Based on a general inventive concept, the embodiment of the invention also provides ship target tracking equipment of the sequence remote sensing image under the condition of cloud breaking.
Fig. 5 is a schematic structural diagram of a ship target tracking device for sequence remote sensing images under a cloud-breaking condition according to an embodiment of the present invention, referring to fig. 5, the device according to the embodiment of the present invention includes: a processor 51, and a memory 52 connected to the processor.

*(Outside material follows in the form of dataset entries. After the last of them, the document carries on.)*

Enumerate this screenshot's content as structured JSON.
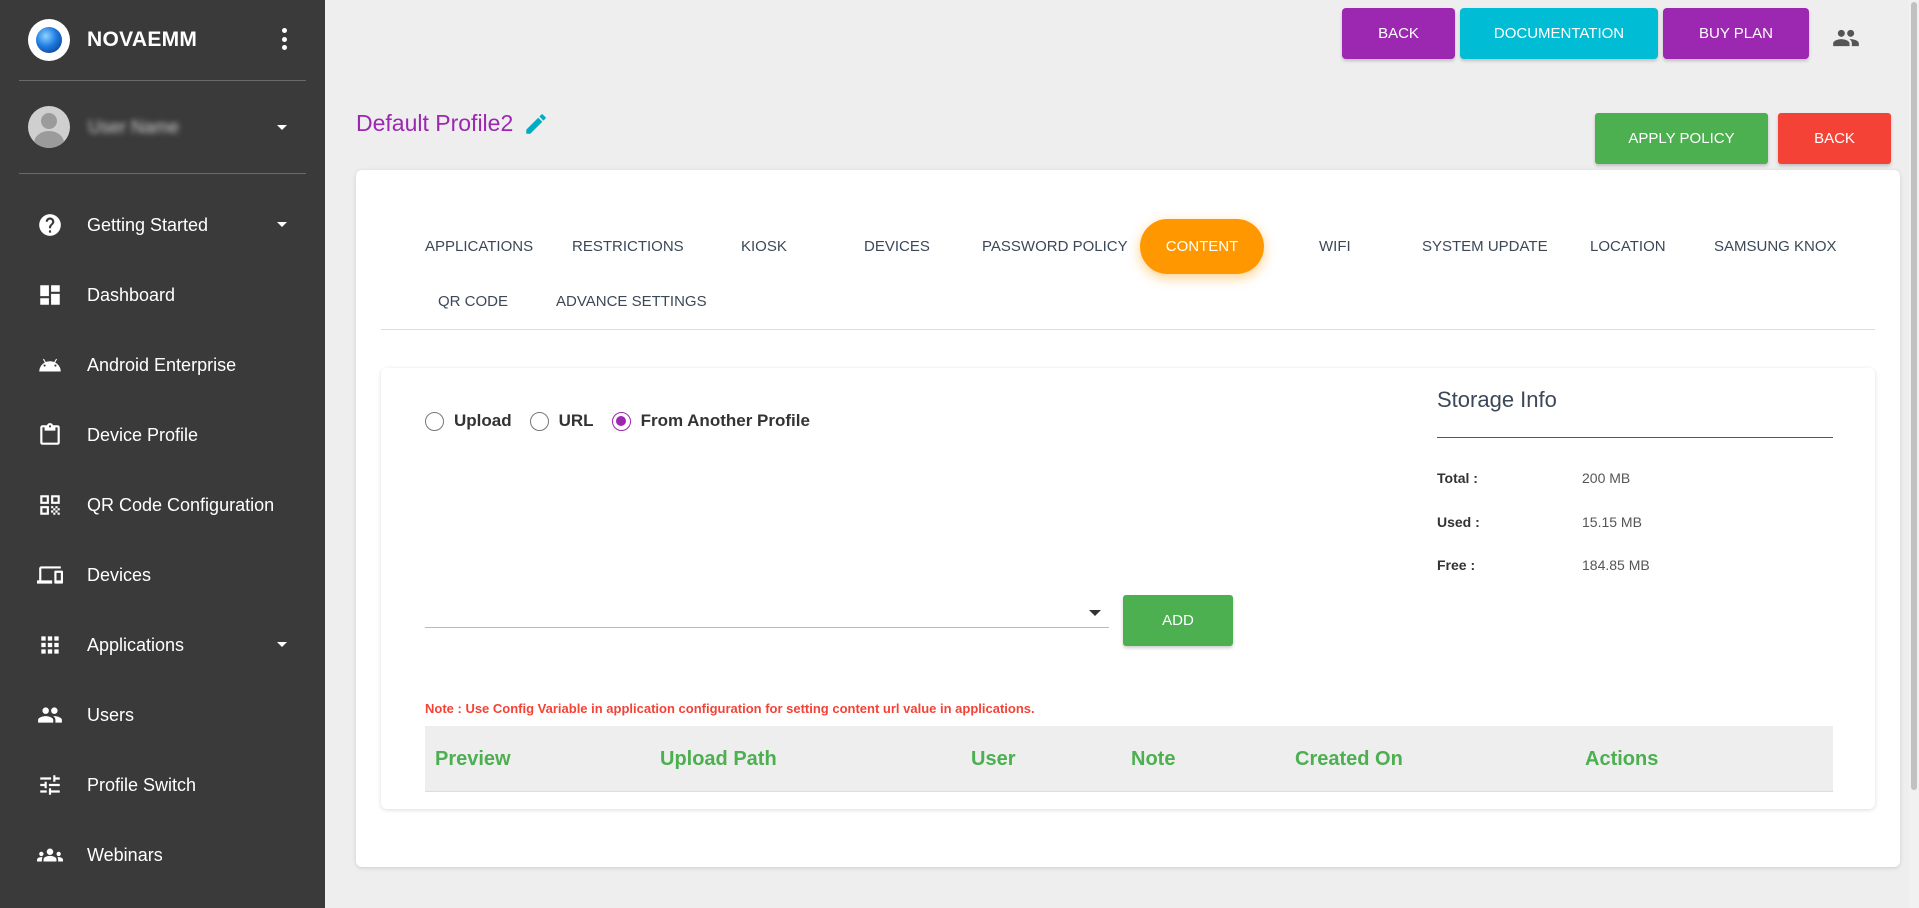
{
  "sidebar": {
    "brand": "NOVAEMM",
    "user_name": "User Name",
    "items": [
      {
        "label": "Getting Started",
        "icon": "help-circle-icon",
        "has_caret": true
      },
      {
        "label": "Dashboard",
        "icon": "dashboard-icon"
      },
      {
        "label": "Android Enterprise",
        "icon": "android-icon"
      },
      {
        "label": "Device Profile",
        "icon": "clipboard-icon"
      },
      {
        "label": "QR Code Configuration",
        "icon": "qr-code-icon"
      },
      {
        "label": "Devices",
        "icon": "devices-icon"
      },
      {
        "label": "Applications",
        "icon": "apps-grid-icon",
        "has_caret": true
      },
      {
        "label": "Users",
        "icon": "users-icon"
      },
      {
        "label": "Profile Switch",
        "icon": "tune-icon"
      },
      {
        "label": "Webinars",
        "icon": "group-icon"
      }
    ]
  },
  "topbar": {
    "back_label": "BACK",
    "docs_label": "DOCUMENTATION",
    "buy_label": "BUY PLAN"
  },
  "page": {
    "title": "Default Profile2",
    "apply_label": "APPLY POLICY",
    "back_label": "BACK"
  },
  "tabs": [
    {
      "label": "APPLICATIONS"
    },
    {
      "label": "RESTRICTIONS"
    },
    {
      "label": "KIOSK"
    },
    {
      "label": "DEVICES"
    },
    {
      "label": "PASSWORD POLICY"
    },
    {
      "label": "CONTENT",
      "active": true
    },
    {
      "label": "WIFI"
    },
    {
      "label": "SYSTEM UPDATE"
    },
    {
      "label": "LOCATION"
    },
    {
      "label": "SAMSUNG KNOX"
    },
    {
      "label": "QR CODE"
    },
    {
      "label": "ADVANCE SETTINGS"
    }
  ],
  "content": {
    "radios": [
      {
        "label": "Upload",
        "checked": false
      },
      {
        "label": "URL",
        "checked": false
      },
      {
        "label": "From Another Profile",
        "checked": true
      }
    ],
    "select_value": "",
    "add_label": "ADD",
    "note": "Note : Use Config Variable in application configuration for setting content url value in applications.",
    "table_headers": [
      "Preview",
      "Upload Path",
      "User",
      "Note",
      "Created On",
      "Actions"
    ]
  },
  "storage": {
    "title": "Storage Info",
    "rows": [
      {
        "key": "Total :",
        "value": "200 MB"
      },
      {
        "key": "Used :",
        "value": "15.15 MB"
      },
      {
        "key": "Free :",
        "value": "184.85 MB"
      }
    ]
  },
  "colors": {
    "sidebar_bg": "#3a3a3b",
    "purple": "#9c27b0",
    "cyan": "#00bcd4",
    "green": "#4caf50",
    "red": "#f44336",
    "orange": "#ff9800"
  }
}
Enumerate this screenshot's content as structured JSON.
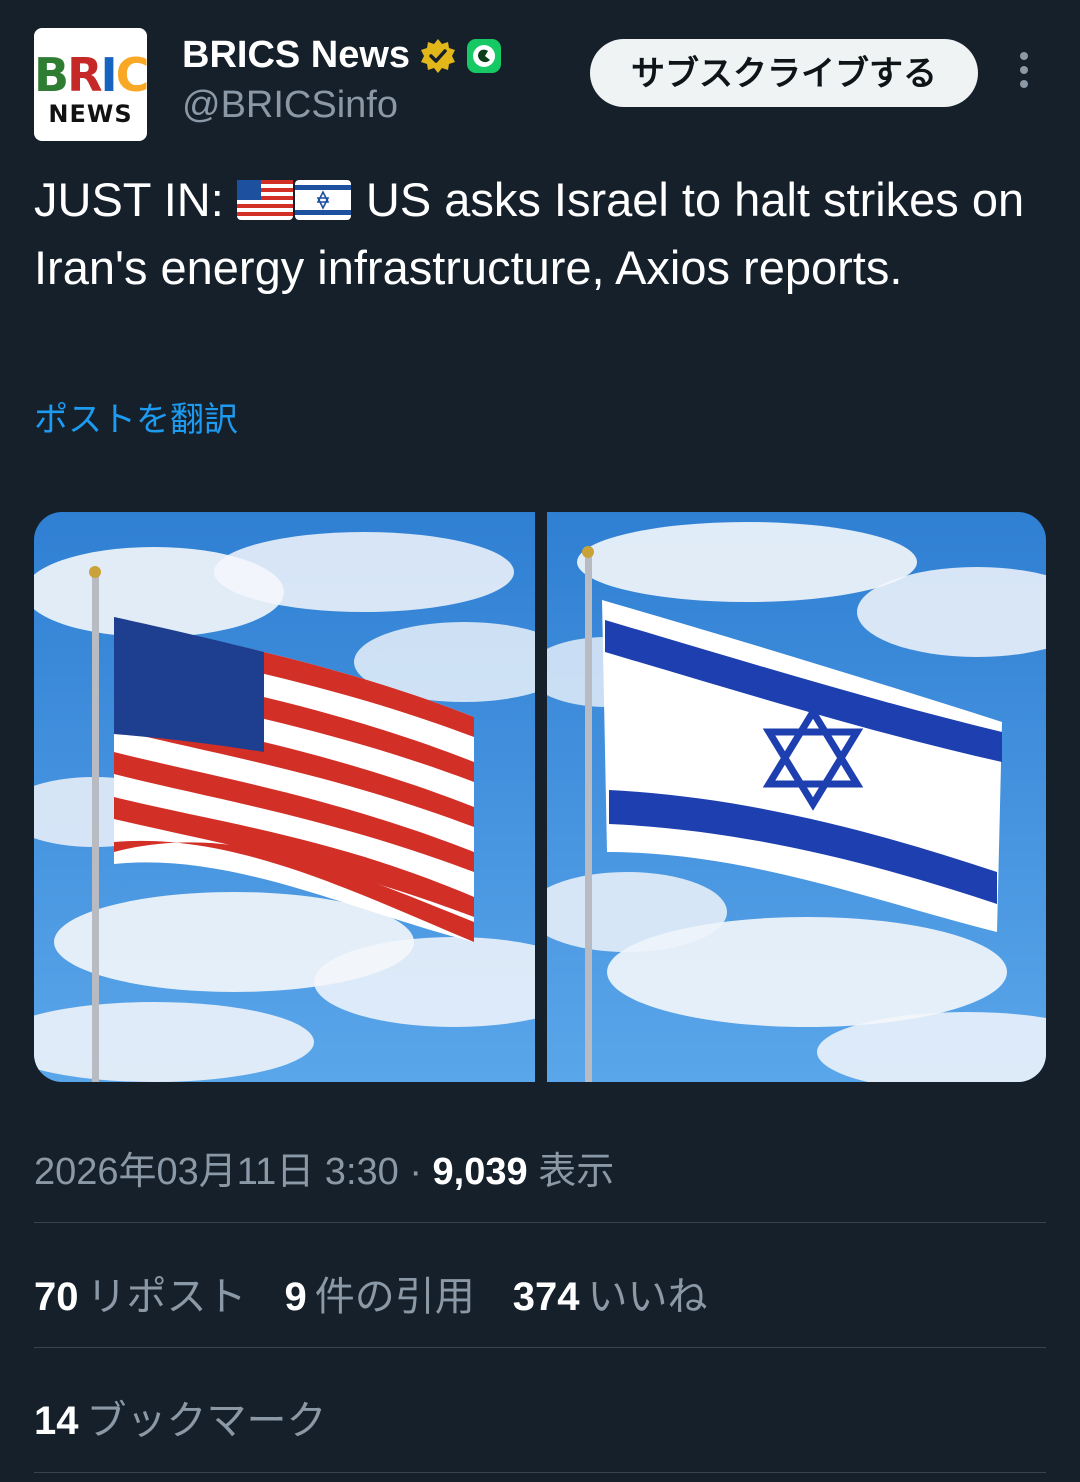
{
  "post": {
    "author_name": "BRICS News",
    "author_handle": "@BRICSinfo",
    "avatar_text_top": "BRICS",
    "avatar_text_bottom": "NEWS",
    "subscribe_label": "サブスクライブする",
    "text_prefix": "JUST IN: ",
    "text_body": " US asks Israel to halt strikes on Iran's energy infrastructure, Axios reports.",
    "translate_label": "ポストを翻訳",
    "timestamp": "2026年03月11日 3:30 · ",
    "views_count": "9,039",
    "views_label": " 表示",
    "reposts_count": "70",
    "reposts_label": "リポスト",
    "quotes_count": "9",
    "quotes_label": "件の引用",
    "likes_count": "374",
    "likes_label": "いいね",
    "bookmarks_count": "14",
    "bookmarks_label": "ブックマーク"
  },
  "icons": {
    "verified": "verified-badge-icon",
    "affiliate": "affiliate-badge-icon",
    "more": "more-vertical-icon"
  },
  "colors": {
    "background": "#15202b",
    "link": "#1d9bf0",
    "muted": "#8b98a5",
    "verified_gold": "#e2b719",
    "affiliate_green": "#17c964"
  }
}
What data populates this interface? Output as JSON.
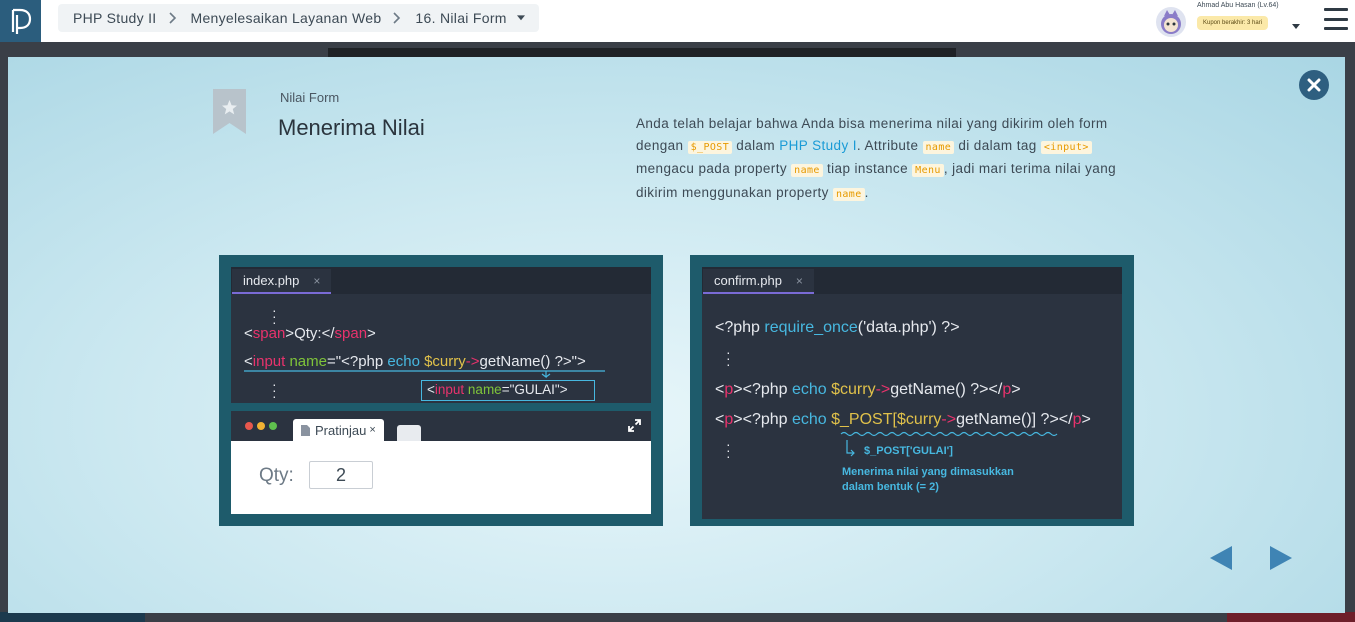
{
  "breadcrumb": {
    "course": "PHP Study II",
    "chapter": "Menyelesaikan Layanan Web",
    "lesson": "16. Nilai Form"
  },
  "user": {
    "name": "Ahmad Abu Hasan (Lv.64)",
    "coupon": "Kupon berakhir: 3 hari"
  },
  "slide": {
    "section": "Nilai Form",
    "title": "Menerima Nilai",
    "desc": {
      "t1": "Anda telah belajar bahwa Anda bisa menerima nilai yang dikirim oleh form dengan ",
      "c1": "$_POST",
      "t2": " dalam ",
      "link": "PHP Study I",
      "t3": ". Attribute ",
      "c2": "name",
      "t4": " di dalam tag ",
      "c3": "<input>",
      "t5": " mengacu pada property ",
      "c4": "name",
      "t6": " tiap instance ",
      "c5": "Menu",
      "t7": ", jadi mari terima nilai yang dikirim menggunakan property ",
      "c6": "name",
      "t8": "."
    }
  },
  "left_figure": {
    "tab": "index.php",
    "tab_close": "×",
    "line1": {
      "lt": "<",
      "tag": "span",
      "gt": ">",
      "text": "Qty:",
      "lt2": "</",
      "tag2": "span",
      "gt2": ">"
    },
    "line2": {
      "lt": "<",
      "tag": "input",
      "attr": " name",
      "eq": "=\"",
      "php": "<?php ",
      "echo": "echo ",
      "var": "$curry",
      "arrow": "->",
      "fn": "getName() ?>",
      "end": "\">"
    },
    "callout": {
      "lt": "<",
      "tag": "input",
      "attr": " name",
      "eq": "=\"",
      "val": "GULAI",
      "end": "\">"
    },
    "preview_tab": "Pratinjau",
    "preview_tab_close": "×",
    "qty_label": "Qty:",
    "qty_value": "2"
  },
  "right_figure": {
    "tab": "confirm.php",
    "tab_close": "×",
    "line1": {
      "php": "<?php ",
      "fn": "require_once",
      "args": "('data.php')",
      "end": " ?>"
    },
    "line2": {
      "lt": "<",
      "tag": "p",
      "gt": ">",
      "php": "<?php ",
      "echo": "echo ",
      "var": "$curry",
      "arrow": "->",
      "call": "getName() ?>",
      "lt2": "</",
      "tag2": "p",
      "gt2": ">"
    },
    "line3": {
      "lt": "<",
      "tag": "p",
      "gt": ">",
      "php": "<?php ",
      "echo": "echo ",
      "post": "$_POST[",
      "var": "$curry",
      "arrow": "->",
      "call": "getName()]",
      "end": " ?>",
      "lt2": "</",
      "tag2": "p",
      "gt2": ">"
    },
    "note_code": "$_POST['GULAI']",
    "note_line1": "Menerima nilai yang dimasukkan",
    "note_line2": "dalam bentuk (= 2)"
  },
  "colors": {
    "modal_bg": "#cde9f1",
    "figure_border": "#1e5b6b",
    "editor_bg": "#2b3340",
    "accent": "#2e5f80",
    "code_inline": "#e69a00",
    "link": "#1a9bd6"
  }
}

The memory 52 is configured to store a computer program, where the computer program is at least used in the ship target tracking method based on the sequence remote sensing image under the cloud breaking condition described in any of the above embodiments;
the processor 51 is used to invoke and execute computer programs in the memory.
Embodiments of the present invention also provide a storage medium based on one general inventive concept.
A storage medium stores a computer program, and when the computer program is executed by a processor, the steps in the ship target tracking method of the sequence remote sensing image under the cloud breaking condition are realized.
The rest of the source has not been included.